Wednesday, November 6, 2013

Gabe Klein Resigning as Chicago Transportation Commissioner at End of November

Gabe Klein, Chicago Transportation Commissioner
and South Loop resident (via Chicago Tribune)
From the Chicago Tribune:
Chicago Transportation Commissioner Gabe Klein, best known for bringing bicycle-sharing and speed-enforcement cameras to the city and promoting alternative transit over vehicle travel, is resigning, effective at the end of the month, Klein told the Tribune on Friday.
Klein, 42, said he will return to the private sector, which was part of his original plan when Mayor Rahm Emanuel appointed him to head the Chicago Department of Transportation in May 2011.

In our opinion Mr. Klein has done some great things for the city and really brought a fresh, progressive view to transportation.  While his legacy won't truly be known for sometime, many are praising the work he's done in the short period he's been around (from
In only two-and-a-half years, the commissioner racked up an impressive number of achievements.

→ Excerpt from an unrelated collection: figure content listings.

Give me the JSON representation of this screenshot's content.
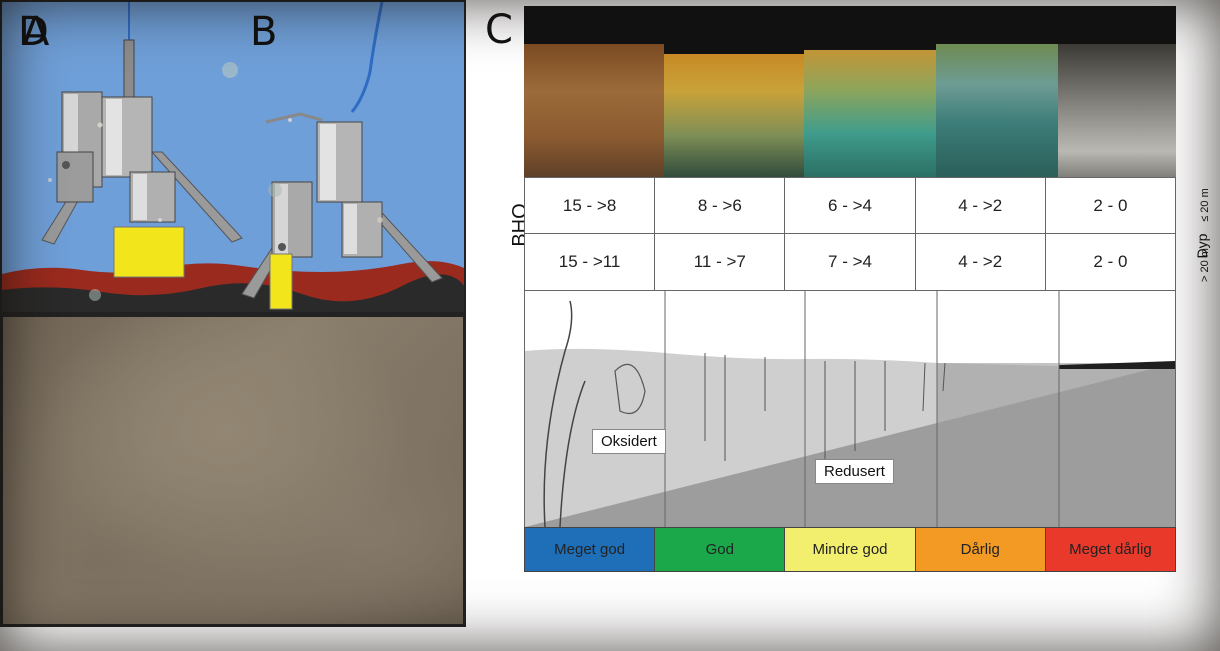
{
  "panels": {
    "a": "A",
    "b": "B",
    "c": "C",
    "d": "D"
  },
  "bhq": {
    "label": "BHQ",
    "row_deep": [
      "15 - >8",
      "8 - >6",
      "6 - >4",
      "4 - >2",
      "2 - 0"
    ],
    "row_shallow": [
      "15 - >11",
      "11 - >7",
      "7 - >4",
      "4 - >2",
      "2 - 0"
    ]
  },
  "depth": {
    "title": "Dyp",
    "deep": "> 20 m",
    "shallow": "≤ 20 m"
  },
  "sediment": {
    "oxidized": "Oksidert",
    "reduced": "Redusert"
  },
  "condition_classes": [
    {
      "label": "Meget god",
      "color": "#1f6fb8"
    },
    {
      "label": "God",
      "color": "#1aa84b"
    },
    {
      "label": "Mindre god",
      "color": "#f3ef6e"
    },
    {
      "label": "Dårlig",
      "color": "#f39a24"
    },
    {
      "label": "Meget dårlig",
      "color": "#e8392b"
    }
  ],
  "colors": {
    "water": "#6f9fd8",
    "sediment_top": "#9a2a1e",
    "sediment_base": "#2a2a2a",
    "sampler_highlight": "#f2e51b",
    "cable": "#2f6cc4"
  }
}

Rahm Emanuel’s goals of launching a large-scale bike-share system, constructing the Bloomingdale Trail and building 100 miles of protected bike lanes within his first term seemed far-fetched when first announced, but Klein accomplished the first one, and the other two are well underway. 
Bus rapid transit and the Chicago Riverwalk expansion are also on the horizon, and Klein will leave behind a legacy of many less glamorous accomplishments, from publishing new CDOT guidelines on multi-modalism and sustainability, to launching automated speed cameras. I contacted a number of heavy hitters in the local transportation scene to get their take on the commissioner’s departure.

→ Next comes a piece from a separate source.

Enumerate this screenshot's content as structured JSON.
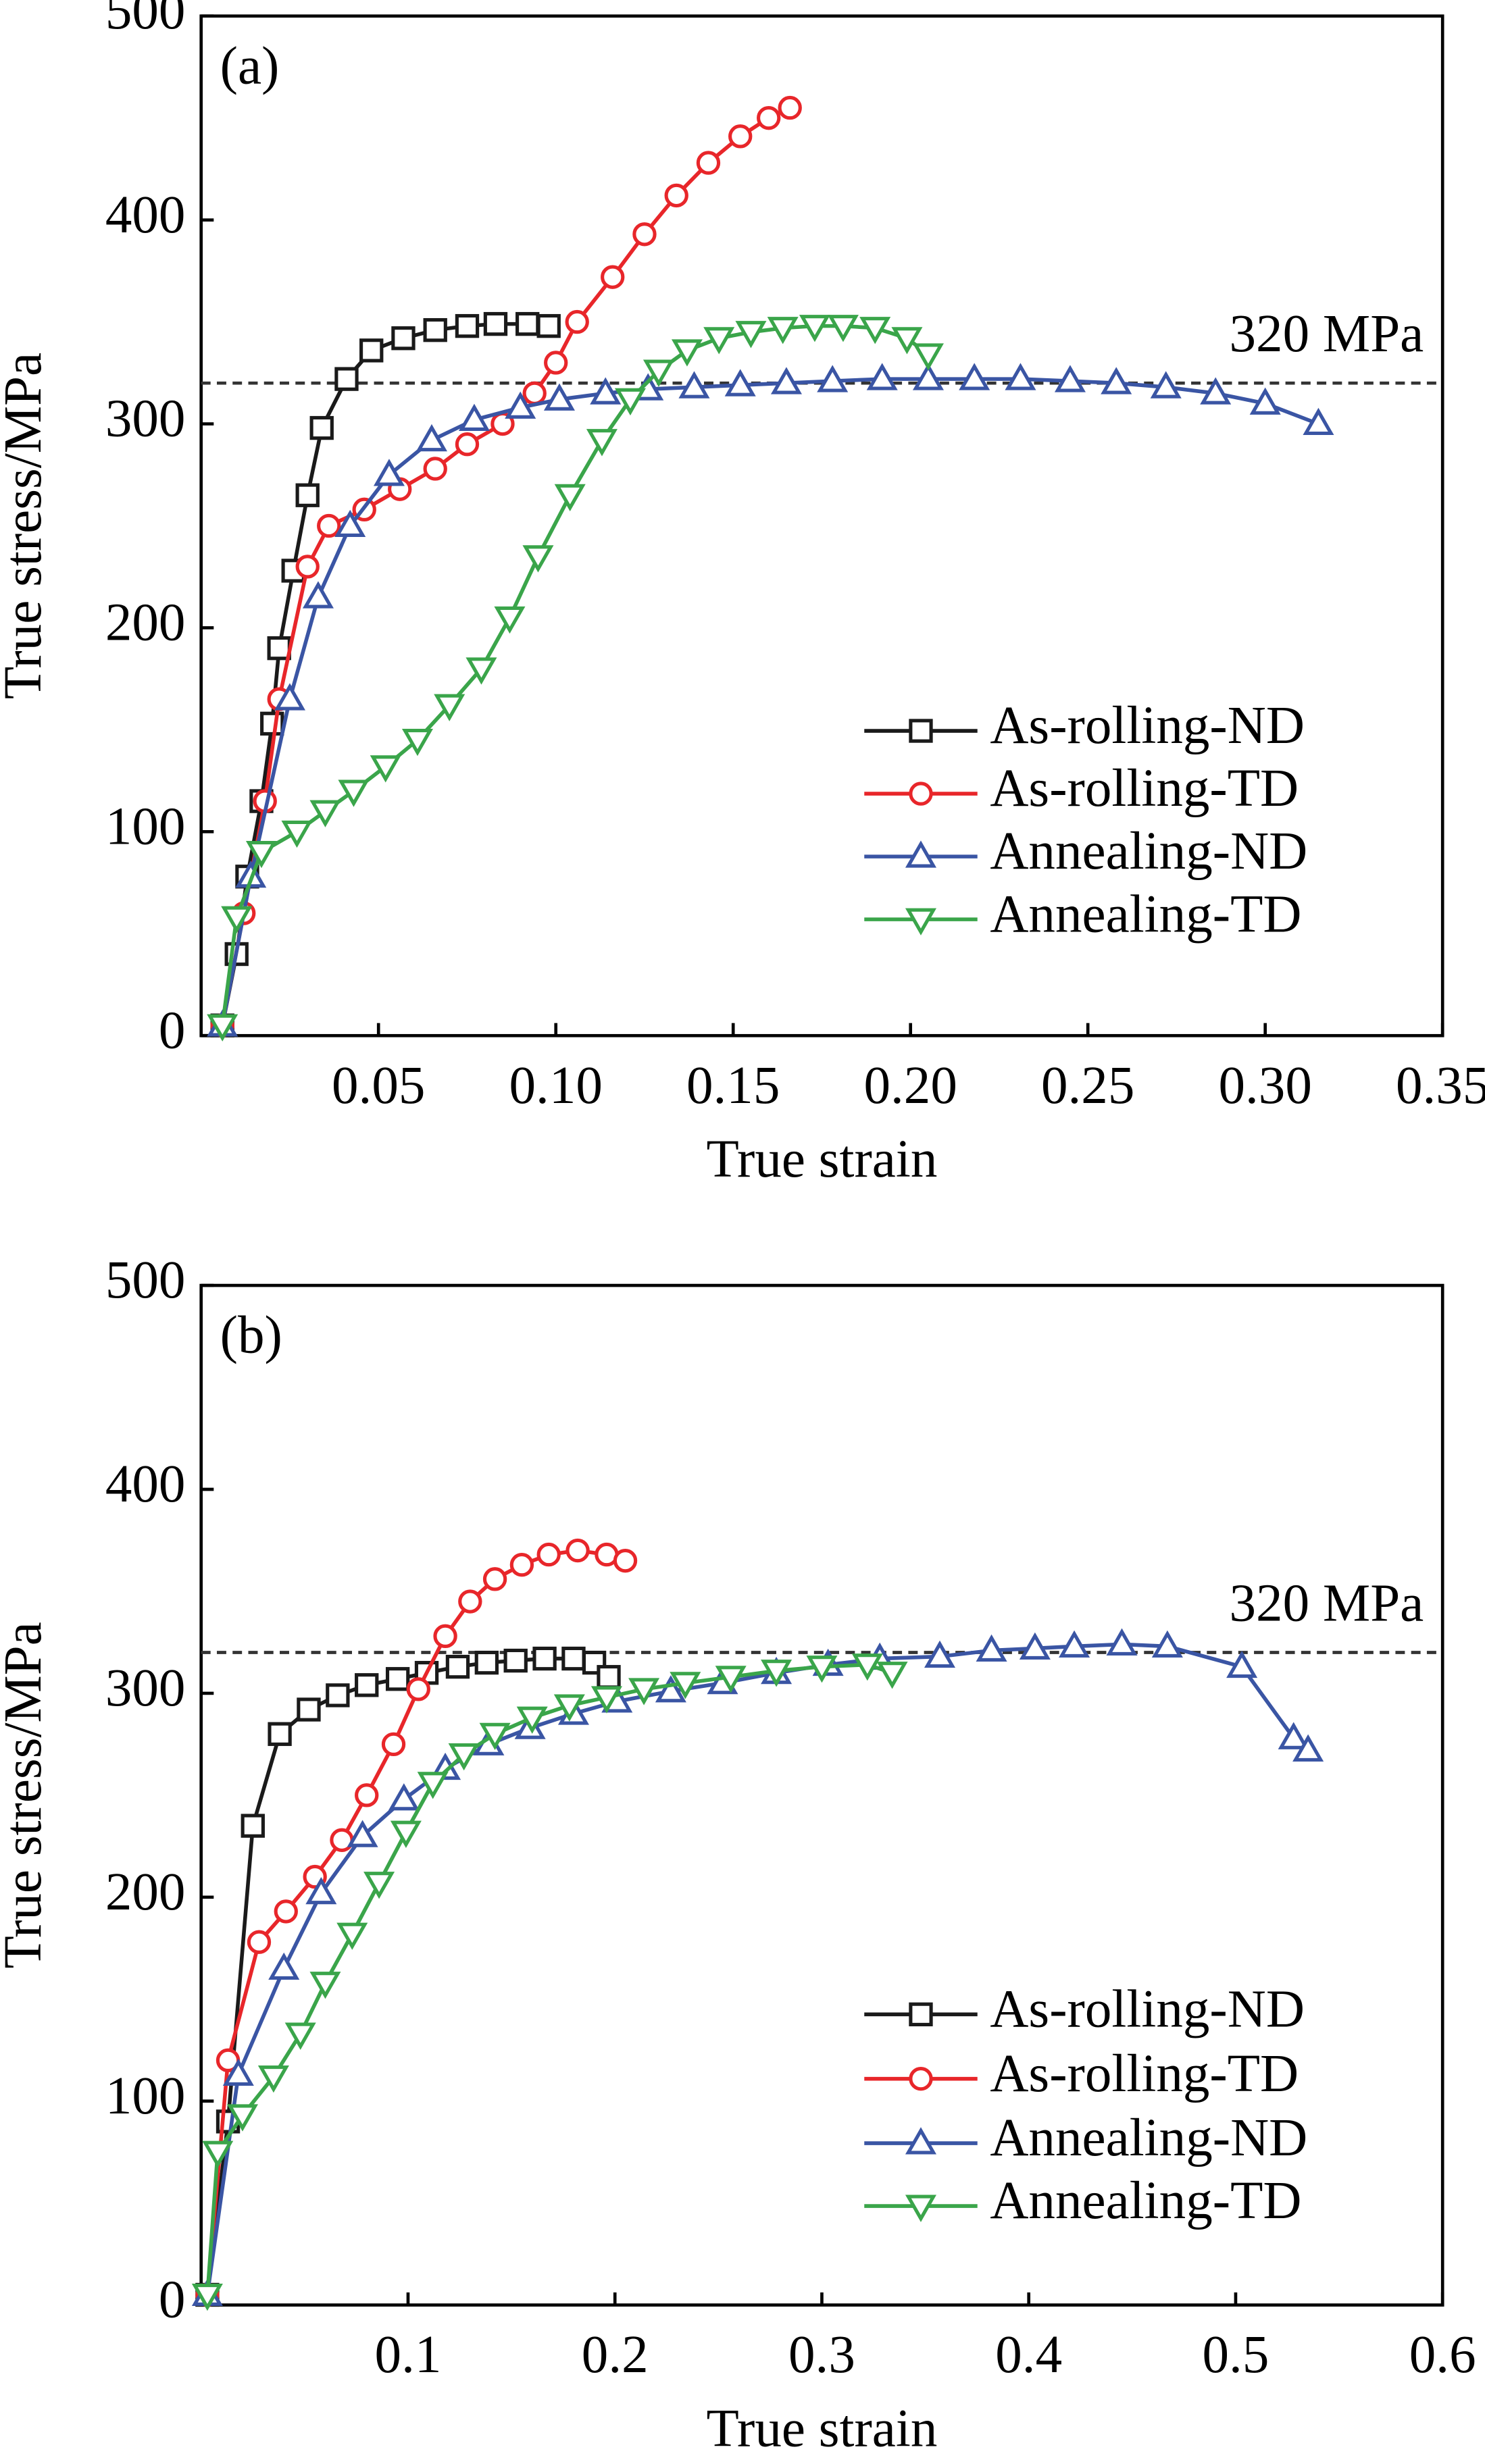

Pretty impressive list if you ask us.

From a more local standpoint, Mr. Klein was a resident of the South Loop while living in Chicago.  I had the pleasure of anonymously running into him a couple times and even once at the Divvy station at 14th and Michigan.

I was standing at the docking station checking my phone and he rode up on a Divvy bike.  He immediately came over and asked if everything was ok.  Slightly surprised, I said "yeah, I'm just checking my phone".

I know this isn't a super interesting story (cue Hansel -  Zoolander quote), but in my mind it showcased his dedication to the program and willingness to ensure things were going as good as possible.

Proposed Roosevelt Road Streetscape Improvements
Beyond him being a South Loop resident, we would like to think that our neighborhood received preferential treatment for some of these newer, progressive projects.  While we don't have any hard data to support this theory, the South Loop has received some solid improvements - especially in the biking department (see Divvy stations, Dearborn protected bike lane, 18th protected bike lane, Wabash bike lane to name a few).

The other potential improvement could be Chicago's first raised bike lane on Roosevelt Road (among other improvement to the Roosevelt streetscape).

Anyway, job well done Gabe and hope you like the Sloop!